Voice Actors Concerned About Game Devs Using AI to Replace Them

Voice actors have become concerned about a recent AI voice technology that seemingly threatens to take their jobs. The Altered AI technology allows developers to prototype dialog within a game before it is given to a voice actor to perform, but many actors believe this will lead to their performances being completely replaced, something denied by studios like Ninja Theory.

What is Altered AI technology?

AI Voice Actor Jobs

Altered AI allows developers to submit a recording of their dialog. With a library of hundreds of voices and options to change many features like tone and dynamics, the technology creates the desired voice performance from that sample. Altered AI CEO Ioannis Agiomyrgiannakis told GLHF that the technology is intended to help developers prototype their dialog before they enter a recording studio with a voice acting team.

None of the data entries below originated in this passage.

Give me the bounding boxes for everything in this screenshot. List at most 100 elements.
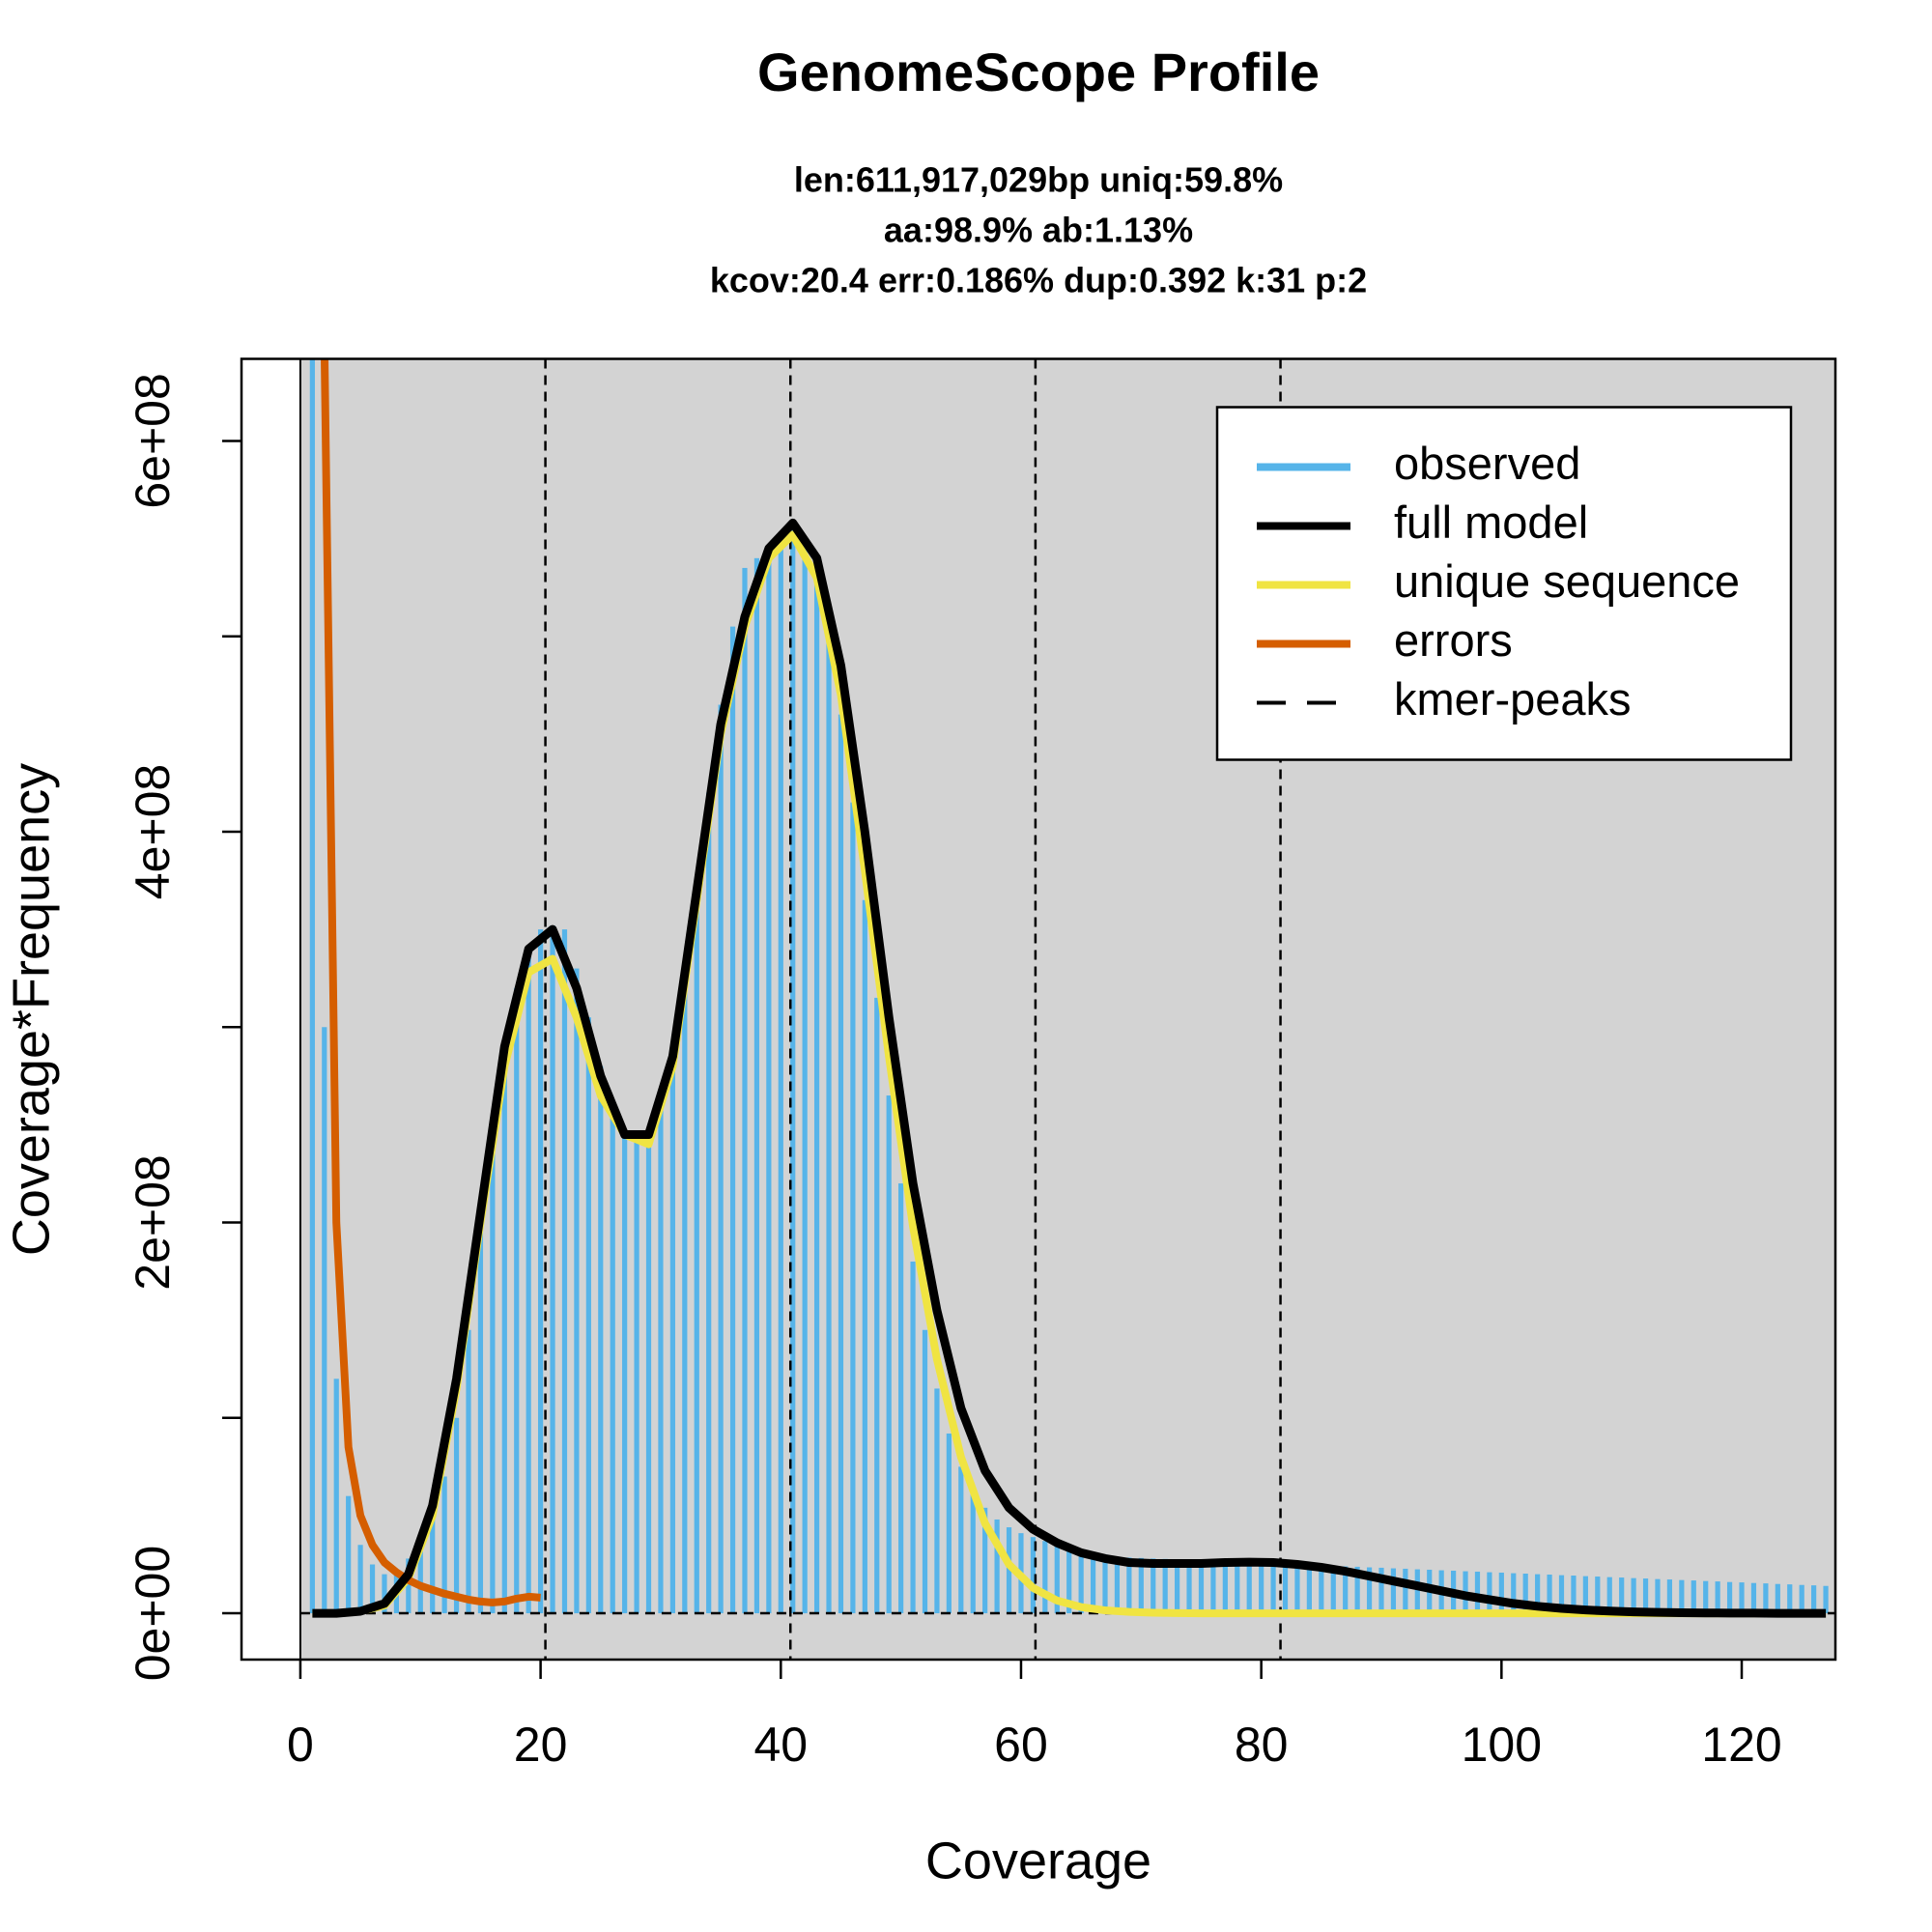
bar [1571, 1576, 1577, 1614]
bar [561, 929, 568, 1614]
bar [1390, 1568, 1397, 1614]
model-line [312, 518, 1827, 1618]
x-axis-label: Coverage [925, 1832, 1151, 1889]
bar [886, 1095, 892, 1614]
bar [526, 949, 531, 1614]
x-tick-label: 120 [1701, 1718, 1781, 1772]
bar [874, 997, 880, 1614]
bar [1186, 1559, 1192, 1614]
bar [826, 636, 832, 1614]
bar [1090, 1552, 1096, 1614]
bar [477, 1232, 484, 1614]
bar [1138, 1557, 1144, 1614]
bar [1414, 1569, 1420, 1614]
x-tick-label: 40 [753, 1718, 808, 1772]
x-tick-label: 100 [1462, 1718, 1542, 1772]
bar [1474, 1571, 1481, 1614]
bar [1126, 1557, 1132, 1614]
bar [1403, 1568, 1408, 1614]
bar [645, 1130, 652, 1614]
chart-title: GenomeScope Profile [757, 42, 1320, 102]
bar [778, 534, 783, 1614]
bar [309, 358, 315, 1614]
legend: observed full model unique sequence errors k… [1215, 406, 1793, 761]
bar [802, 538, 808, 1614]
bar [1487, 1572, 1492, 1614]
bar [1319, 1565, 1324, 1614]
bar [1750, 1582, 1757, 1614]
bar [1763, 1583, 1769, 1614]
bar [1715, 1581, 1720, 1614]
bar [1330, 1565, 1336, 1614]
legend-label: kmer-peaks [1394, 673, 1632, 724]
bar [1198, 1560, 1205, 1614]
bar [1151, 1558, 1156, 1614]
bar [453, 1417, 460, 1614]
bar [1703, 1580, 1709, 1614]
bar [1726, 1581, 1733, 1614]
bar [1739, 1582, 1745, 1614]
bar [1547, 1575, 1552, 1614]
bar [322, 1027, 327, 1614]
legend-label: errors [1394, 614, 1513, 666]
bar [682, 968, 688, 1614]
bar [1535, 1574, 1541, 1614]
bar [922, 1329, 928, 1614]
bar [501, 1046, 507, 1614]
bar [550, 925, 555, 1614]
bar [622, 1130, 628, 1614]
subtitle: aa:98.9% ab:1.13% [884, 211, 1193, 250]
bar [490, 1134, 496, 1614]
bar [1366, 1567, 1373, 1614]
bar [406, 1558, 412, 1614]
bar [910, 1261, 916, 1614]
bar [1042, 1541, 1048, 1614]
bar [958, 1466, 964, 1614]
bar [598, 1065, 604, 1614]
bar [1006, 1527, 1012, 1614]
bar [1642, 1578, 1649, 1614]
bar [417, 1545, 423, 1614]
bar [838, 714, 844, 1614]
bar [1511, 1573, 1517, 1614]
y-tick-label: 4e+08 [126, 764, 180, 899]
bar [970, 1490, 976, 1614]
bar [1175, 1559, 1180, 1614]
bar [369, 1564, 376, 1614]
bar [1066, 1548, 1072, 1614]
bar [610, 1105, 615, 1614]
bar [946, 1433, 952, 1614]
bar [441, 1476, 447, 1614]
bar [1259, 1562, 1264, 1614]
bar [1354, 1566, 1360, 1614]
bar [1282, 1563, 1289, 1614]
bar [382, 1574, 387, 1614]
bar [430, 1519, 436, 1614]
bar [1306, 1564, 1312, 1614]
bar [1343, 1566, 1349, 1614]
legend-label: unique sequence [1394, 555, 1740, 607]
model-line [321, 358, 541, 1606]
bar [766, 557, 772, 1614]
bar [1078, 1550, 1084, 1614]
bar [1631, 1577, 1636, 1614]
bar [466, 1329, 471, 1614]
bar [729, 626, 736, 1614]
bar [706, 792, 712, 1614]
bar [1498, 1572, 1504, 1614]
bar [1775, 1583, 1780, 1614]
bar [1246, 1562, 1252, 1614]
bar [898, 1183, 904, 1614]
y-tick-label: 2e+08 [126, 1154, 180, 1290]
bar [994, 1519, 1000, 1614]
bar [346, 1495, 352, 1614]
bar [1582, 1576, 1588, 1614]
plot-frame [240, 357, 1837, 1662]
bar [1619, 1577, 1625, 1614]
bar [585, 1017, 591, 1614]
bar [1666, 1579, 1673, 1614]
bar [790, 525, 796, 1614]
bar [982, 1507, 988, 1614]
bar [1102, 1554, 1108, 1614]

This isn’t always the way the technology is used, though, as The Ascent uses AI voices in the finished game, and voice actors are concerned that more studios will follow suit.

The AI-created dialog presented to actors is what is known in the industry as line reads, and Gears 5 actress Sarah Elmaleh describes these as “an unfortunate last-ditch failure of direction, and ‘copying’ usually sounds dead on its feet.” Elmaleh, Red Dead Redemption 2’s Roger Clark, and Firewatch’s Cissy Jones all iterated the need for a more human touch to inject aspects of a performance like the element of surprise, the ability to react to dialog realistically, and to add emotion currently not possible from AI.

While the technology realistically can’t take on the role of the main character just yet, it could potentially fill in for background characters with one or two lines. The problem is that these roles are where new voice actors find their entry point into the industry, and both Deus Ex’s Elias Toufexis and Horizon Forbidden West’s Ashly Burch have both voiced their concerns at the lack of entry opportunities in the future. They agree that while AI acting can be more affordable for smaller studios, there need to be safeguards in place to protect voice acting jobs in the future both for new and seasoned actors.

Ninja Theory is one of those studios caught up in the furor, having been identified as using Altered AI for games like Senua’s Saga: Hellblade 2. The studio has since denied they will be using Altered AI for anything other than “placeholder content“, and this is only so they can better “understand things like timing and placement in early phases of development“. They assured players they would still “collaborate with real actors whose performances are at the heart of bringing our stories to life“. Whether other studios will uphold these principles remains to be seen.